Federal Government Commissioner for the Acceptance of Sexual and Gender Diversity
- Incumbent
- Assumed office 28 May 2025
- Chancellor: Friedrich Merz
- Preceded by: Sven Lehmann

Personal details
- Born: 26 July 1993 (age 32)
- Party: Social Democratic Party
- Website: sophiekoch.de

= Sophie Koch (politician) =

German politician (born 1993)

Sophie Koch (born 26 July 1993) is a German politician serving as Federal Government Commissioner for the Acceptance of Sexual and Gender Diversity since 2025. She has been a member of the Landtag of Saxony since 2024.

== Life and career ==
She completed her bachelor's degree in political science at Dresden University of Technology in 2020. From 2018 to 2022, she worked in public relations for Johanniter-Unfall-Hilfe Dresden. She then served as education officer for the Saxony Queer Network State Working Group until 2024.

Koch lives in Dresden.

== Political career ==
Koch initially served as chairwoman of the Young Socialists in Dresden from 2016 to 2019, then as state chairwoman in Saxony until 2021. She has been deputy state chairwoman of the SPD Saxony since 2021.

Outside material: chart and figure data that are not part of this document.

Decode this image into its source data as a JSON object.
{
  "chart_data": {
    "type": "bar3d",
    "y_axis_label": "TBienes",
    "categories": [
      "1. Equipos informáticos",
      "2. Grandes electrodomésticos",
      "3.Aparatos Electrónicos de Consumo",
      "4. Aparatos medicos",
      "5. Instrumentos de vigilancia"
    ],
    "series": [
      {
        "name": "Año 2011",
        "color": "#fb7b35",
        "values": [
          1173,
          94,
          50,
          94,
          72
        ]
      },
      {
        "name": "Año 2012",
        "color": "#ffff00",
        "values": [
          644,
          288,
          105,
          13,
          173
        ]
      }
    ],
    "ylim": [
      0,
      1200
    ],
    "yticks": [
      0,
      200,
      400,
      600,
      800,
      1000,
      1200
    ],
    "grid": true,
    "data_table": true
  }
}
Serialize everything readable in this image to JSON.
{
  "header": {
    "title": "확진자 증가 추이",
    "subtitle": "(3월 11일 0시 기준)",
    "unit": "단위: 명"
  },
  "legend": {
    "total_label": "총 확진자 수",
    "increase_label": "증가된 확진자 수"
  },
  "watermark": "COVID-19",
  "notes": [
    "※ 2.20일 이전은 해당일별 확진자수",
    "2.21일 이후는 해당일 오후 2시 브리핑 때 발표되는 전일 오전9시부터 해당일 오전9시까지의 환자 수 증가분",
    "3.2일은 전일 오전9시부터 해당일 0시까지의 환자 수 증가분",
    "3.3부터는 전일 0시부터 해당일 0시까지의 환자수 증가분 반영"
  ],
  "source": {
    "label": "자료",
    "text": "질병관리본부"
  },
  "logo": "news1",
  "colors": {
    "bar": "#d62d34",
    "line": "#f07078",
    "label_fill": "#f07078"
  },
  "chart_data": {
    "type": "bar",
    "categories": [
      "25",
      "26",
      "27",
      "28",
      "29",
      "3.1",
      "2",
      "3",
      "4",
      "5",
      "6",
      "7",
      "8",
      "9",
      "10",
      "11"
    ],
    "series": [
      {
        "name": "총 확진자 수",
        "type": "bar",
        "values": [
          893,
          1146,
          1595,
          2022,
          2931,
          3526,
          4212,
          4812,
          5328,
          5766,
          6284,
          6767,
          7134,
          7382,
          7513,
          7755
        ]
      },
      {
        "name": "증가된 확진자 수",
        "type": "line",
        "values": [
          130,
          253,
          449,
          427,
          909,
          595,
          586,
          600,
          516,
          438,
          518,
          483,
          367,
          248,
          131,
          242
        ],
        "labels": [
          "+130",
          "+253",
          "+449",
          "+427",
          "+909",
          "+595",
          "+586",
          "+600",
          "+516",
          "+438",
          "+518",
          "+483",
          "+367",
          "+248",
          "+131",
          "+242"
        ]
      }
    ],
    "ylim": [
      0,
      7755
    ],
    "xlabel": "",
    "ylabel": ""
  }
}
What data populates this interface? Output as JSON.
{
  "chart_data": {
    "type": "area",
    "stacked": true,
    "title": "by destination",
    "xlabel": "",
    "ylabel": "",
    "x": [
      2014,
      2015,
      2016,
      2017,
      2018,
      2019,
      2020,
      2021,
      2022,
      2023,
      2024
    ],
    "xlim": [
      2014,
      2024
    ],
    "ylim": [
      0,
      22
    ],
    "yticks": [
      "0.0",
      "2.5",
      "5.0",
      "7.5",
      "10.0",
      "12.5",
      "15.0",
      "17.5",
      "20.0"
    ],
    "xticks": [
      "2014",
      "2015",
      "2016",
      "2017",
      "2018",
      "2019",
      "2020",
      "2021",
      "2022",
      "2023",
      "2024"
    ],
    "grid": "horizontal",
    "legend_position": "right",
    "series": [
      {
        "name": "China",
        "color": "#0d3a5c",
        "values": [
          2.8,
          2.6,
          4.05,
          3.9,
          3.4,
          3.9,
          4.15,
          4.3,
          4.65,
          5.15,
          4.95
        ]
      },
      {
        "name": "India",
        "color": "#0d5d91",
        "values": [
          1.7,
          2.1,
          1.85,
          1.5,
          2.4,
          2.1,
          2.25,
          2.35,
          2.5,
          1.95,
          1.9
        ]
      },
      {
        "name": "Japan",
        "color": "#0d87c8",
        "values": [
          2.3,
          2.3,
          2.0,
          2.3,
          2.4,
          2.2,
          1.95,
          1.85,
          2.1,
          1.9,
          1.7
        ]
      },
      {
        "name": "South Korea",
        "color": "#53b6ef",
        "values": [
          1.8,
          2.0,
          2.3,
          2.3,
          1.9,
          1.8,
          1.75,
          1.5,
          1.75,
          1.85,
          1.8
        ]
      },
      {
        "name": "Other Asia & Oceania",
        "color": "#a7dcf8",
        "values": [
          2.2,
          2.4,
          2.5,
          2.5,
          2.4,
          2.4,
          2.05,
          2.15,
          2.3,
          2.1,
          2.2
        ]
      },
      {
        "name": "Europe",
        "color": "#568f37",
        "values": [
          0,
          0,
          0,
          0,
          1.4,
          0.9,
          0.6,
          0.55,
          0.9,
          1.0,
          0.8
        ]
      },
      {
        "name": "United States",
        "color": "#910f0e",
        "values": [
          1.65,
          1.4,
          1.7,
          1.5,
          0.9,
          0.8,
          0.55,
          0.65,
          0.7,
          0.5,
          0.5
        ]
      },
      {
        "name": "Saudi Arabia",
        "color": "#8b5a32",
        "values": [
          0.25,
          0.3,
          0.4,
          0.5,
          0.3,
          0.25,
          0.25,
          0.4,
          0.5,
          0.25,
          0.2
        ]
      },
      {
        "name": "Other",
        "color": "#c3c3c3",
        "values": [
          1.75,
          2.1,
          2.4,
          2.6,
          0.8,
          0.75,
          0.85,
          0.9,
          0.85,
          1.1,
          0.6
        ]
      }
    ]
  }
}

Koch ran in the 2019 state election in Saxony in the Dresden 6 constituency and was 15th on the SPD state list, but failed to win a seat in the Saxon state parliament. In the 2024 state election, she ran in the Dresden 2 constituency and won a seat in the state parliament, coming third on the SPD state list.

On 28 May 2025, Koch was appointed Federal Government Commissioner for the Acceptance of Sexual and Gender Diversity (Queer Commissioner).